= Nittur, Shimoga =

Village in Karnataka, India

Nittur is a village located in Hosanagara Taluk, Shimoga District, Karnataka, India. The village is located in dense forest, on the Shimoga-Kollur state highway. Kodachadri peak falls within the jurisdiction of Nittur Grama Panchayat.

==Agriculture==
The primary activity of villagers in and around Nittur is agriculture, with the majority of attention going to farming areca nuts.

== Kodachadri peak ==
Nittur is a starting point for one of the trekking routes to Kodachadri peak, which is located at about 15 km from the village.
Kodachadri elevation 1312m, having a birth place of river Chakra flows towards north west and joins arabian sea at Gongolli.
Kodachadri peak has thousands of years old adi Shankaracharya temple, Moola Mookambika resides as Parvati-Paramesheara here.

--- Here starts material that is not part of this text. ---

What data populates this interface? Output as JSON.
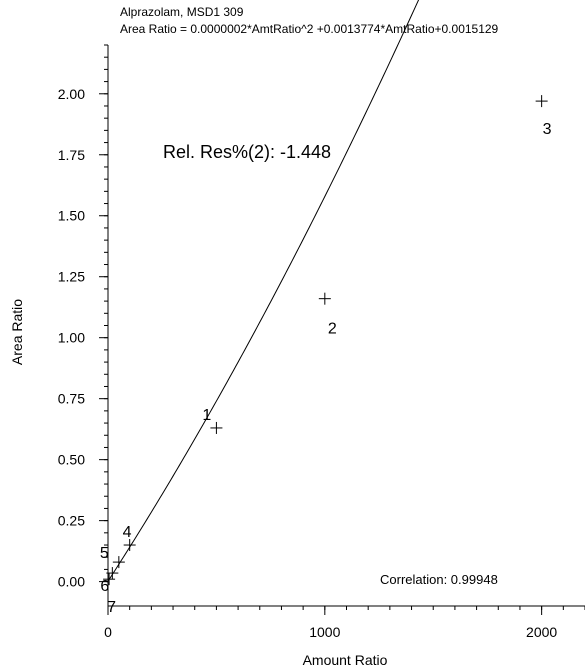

Here you can find scientific wonder non corrosive cast iron pillar as Dwajastamba which was erected thousands of years, still this pillar is in good condition with rust even though this place witness heavy rainfall, chill winter, sunny summer as well as very nearest sea winds of arabian sea.
Kodachadri hills popularly known as Sanjeevani parvat due to widely availability of hundreds of herbs, spices, aromatic resins like Halmaddi, dhoopa.
Kodachadri has Parvati Parameshwara temple, Huliyappa Temple, Adi Shankaracharya temple- Shikhara, VenkatarayaDurge, Chitramoola cave, Agastya falls, Chakra-teertha pond which is an origin of Chakra River.
Foothills of Kodachadri has various water falls including Hidlumane, Kukkanagudda Bird sanctuary, nearby places to visit Kollur Mookambika temple, Sigandoor Chowdeshwari Temple, Ikkeri Agoresheara Temple, Ramachandrapura mutt, historical places Bidanoor nagar fort, Kavaludurga/kavaledurge fort, BasavanBine bathing king complex, keladi Temple.
Water bodies Chakra river, Varahi river, Sharavati river, Dams like Sampekattte dam, Chakra nagara dam, Mani dam, Kargal Dam, Madanoor or Hirebaskara dam, Talagalale dam etc.